During the past decade, Russia has also revived ties that existed between Lebanese and the former Soviet Union. This mostly involves graduates from Soviet, then Russian, universities, a figure estimated at some 14,000 people. Following the assassination of Lebanon’s former prime minister, Rafik al-Hariri, in 2005, and the ensuing polarization in the country, the single alumni association existing at the time split into two rival groups. Later, a third association representing the alumni of Patrice Lumumba University, today the People’s Friendship University of Russia, was established.

These alumni associations, while divided, have proven useful in contributing to Russian cultural expansion, or soft power. The Russian Cultural Center, previously confined to a barricaded building in western Beirut, has opened branches in main towns around Lebanon, drawing on a large pool of Russophiles throughout the country. In addition to offering Russian language courses and cultural and educational programs, these centers host political events and are also voting centers for Russian citizens. The most visible demonstration of this occurred during Russia’s recent presidential election, when billboards of Putin were posted in various regions.
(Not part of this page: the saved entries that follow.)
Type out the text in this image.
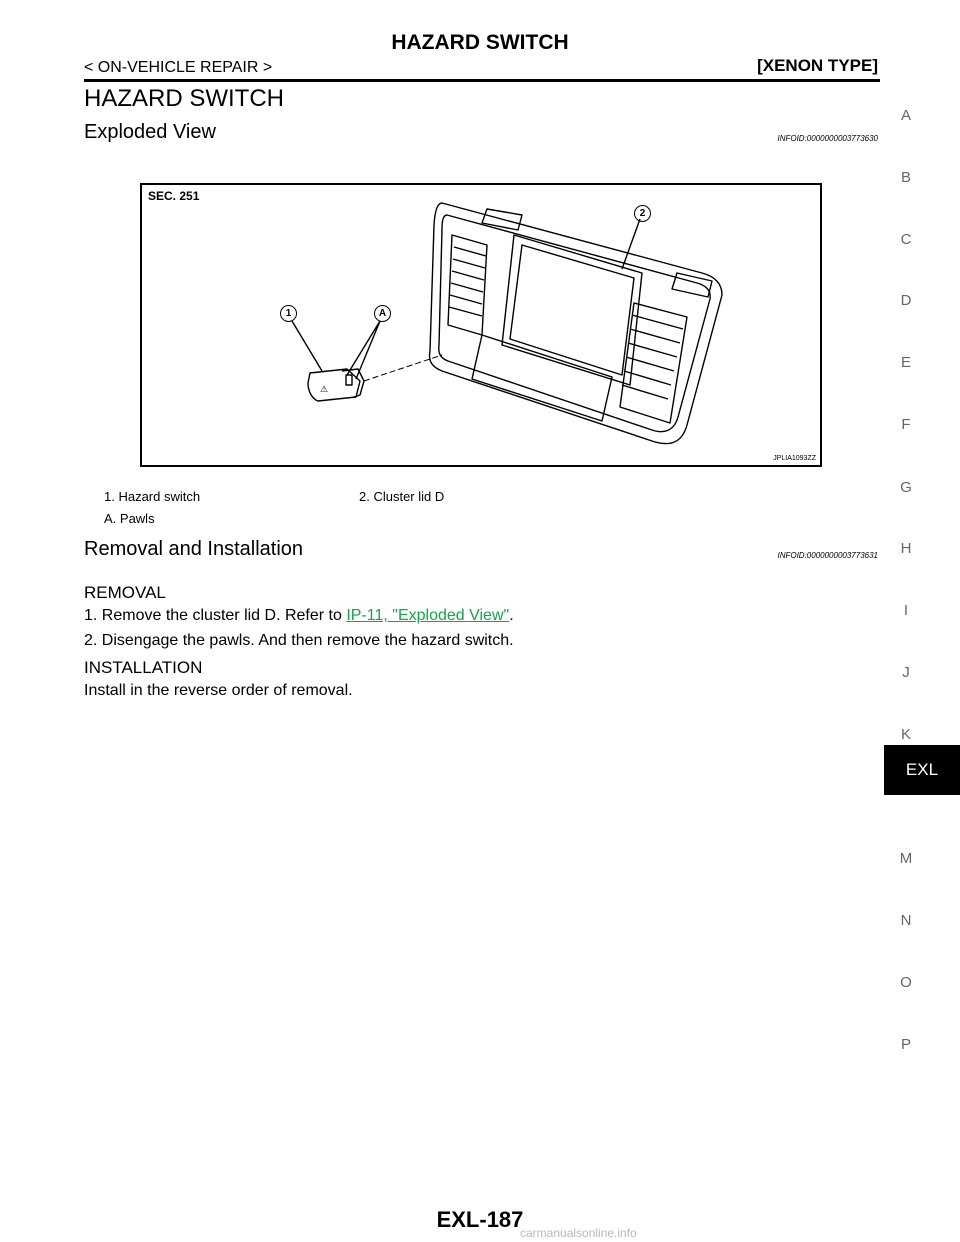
HAZARD SWITCH
< ON-VEHICLE REPAIR >	[XENON TYPE]
HAZARD SWITCH
Exploded View	INFOID:0000000003773630
SEC. 251
⚠
1	A
2
JPLIA1093ZZ
1. Hazard switch	2. Cluster lid D
A. Pawls
Removal and Installation	INFOID:0000000003773631
REMOVAL
1. Remove the cluster lid D. Refer to IP-11, "Exploded View".
2. Disengage the pawls. And then remove the hazard switch.
INSTALLATION
Install in the reverse order of removal.
A
B
C
D
E
F
G
H
I
J
K
EXL
M
N
O
P
EXL-187
carmanualsonline.info
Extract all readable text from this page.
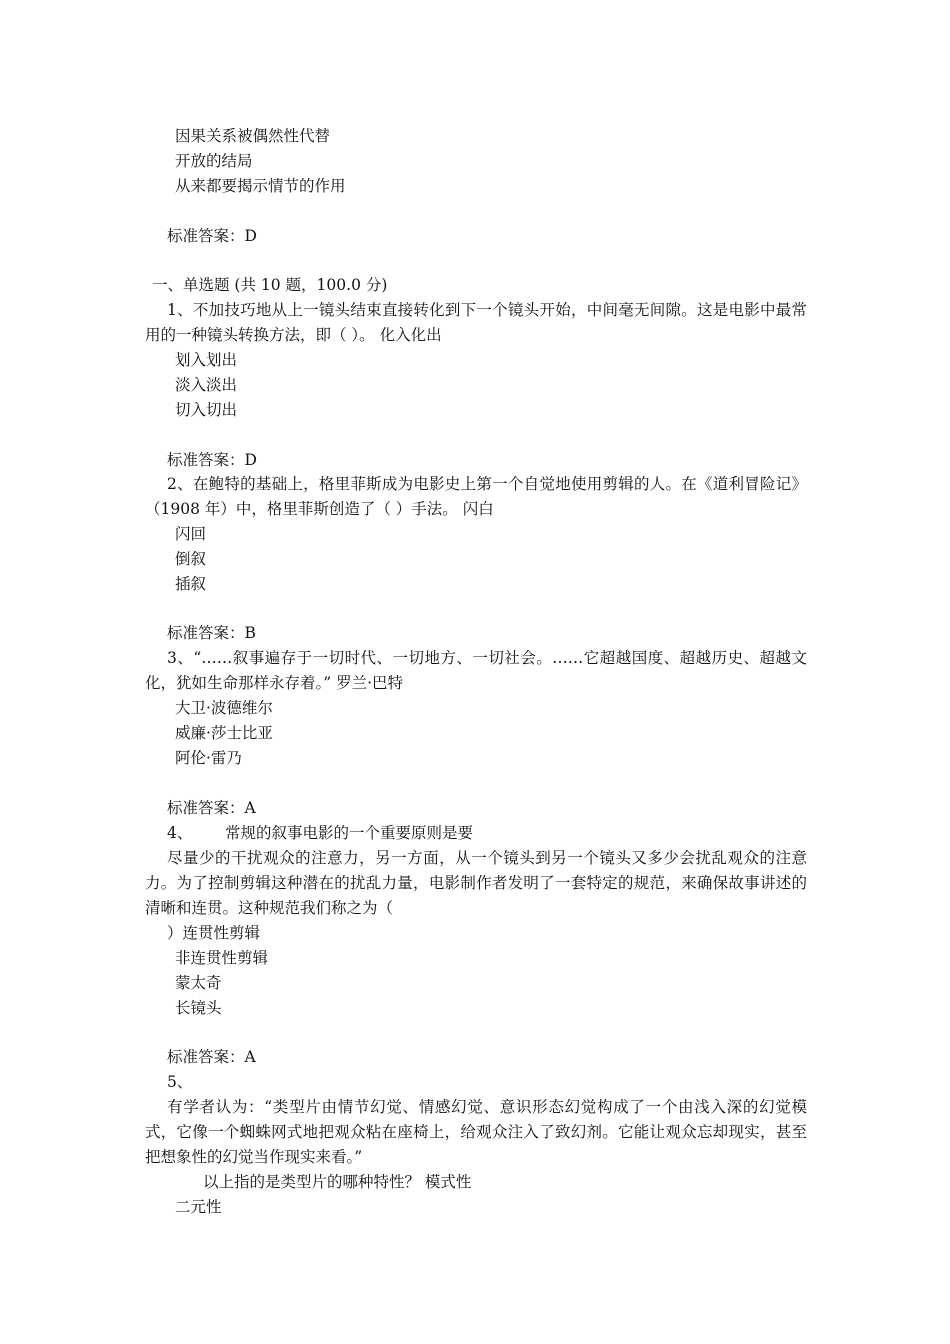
因果关系被偶然性代替
开放的结局
从来都要揭示情节的作用
标准答案：D
一、单选题 (共 10 题，100.0 分)
1、不加技巧地从上一镜头结束直接转化到下一个镜头开始，中间毫无间隙。这是电影中最常用的一种镜头转换方法，即（ ）。 化入化出
划入划出
淡入淡出
切入切出
标准答案：D
2、在鲍特的基础上，格里菲斯成为电影史上第一个自觉地使用剪辑的人。在《道利冒险记》（1908 年）中，格里菲斯创造了（ ）手法。 闪白
闪回
倒叙
插叙
标准答案：B
3、“……叙事遍存于一切时代、一切地方、一切社会。……它超越国度、超越历史、超越文化，犹如生命那样永存着。” 罗兰·巴特
大卫·波德维尔
威廉·莎士比亚
阿伦·雷乃
标准答案：A
4、 常规的叙事电影的一个重要原则是要
尽量少的干扰观众的注意力，另一方面，从一个镜头到另一个镜头又多少会扰乱观众的注意力。为了控制剪辑这种潜在的扰乱力量，电影制作者发明了一套特定的规范，来确保故事讲述的清晰和连贯。这种规范我们称之为（
）连贯性剪辑
非连贯性剪辑
蒙太奇
长镜头
标准答案：A
5、
有学者认为：“类型片由情节幻觉、情感幻觉、意识形态幻觉构成了一个由浅入深的幻觉模式，它像一个蜘蛛网式地把观众粘在座椅上，给观众注入了致幻剂。它能让观众忘却现实，甚至把想象性的幻觉当作现实来看。”
以上指的是类型片的哪种特性？ 模式性
二元性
In addition to this cultural network are other institutions, such as the Lebanese-Russian Friendship Association and the Russian-Lebanese Business Council. Jacques Sarraf, a prominent businessman, is president of both bodies, as well as being Russia’s honorary consul in Lebanon. Sarraf, like Abou Zeid, has been essential in cementing relations with Russia.

In parallel to the growing influence of this network, the staff of the Russian embassy in Beirut has increased during the past decade to include a relatively large military section. Historically, the Lebanese military has received U.S. training and equipment. Consequently, relations with Moscow suffered, especially after Lebanese military intelligence foiled a KGB plot to illegally obtain a French fighter jet in 1969. This changed after a Russian offer to give Lebanon ten MIG-29s in 2008. However, then-defense minister Elias Murr reportedly hesitated to go through with the deal, fearing U.S. reprisals.

The recent military cooperation agreement with Russia may have been postponed, but it remains on the table. If the upcoming parliamentary elections favor Moscow’s friends in Beirut, the agreement might find itself on the agenda of the new government sooner than expected.

* Changes have been introduced in the paragraph on Walid Joumblatt, as the original contained an inaccuracy.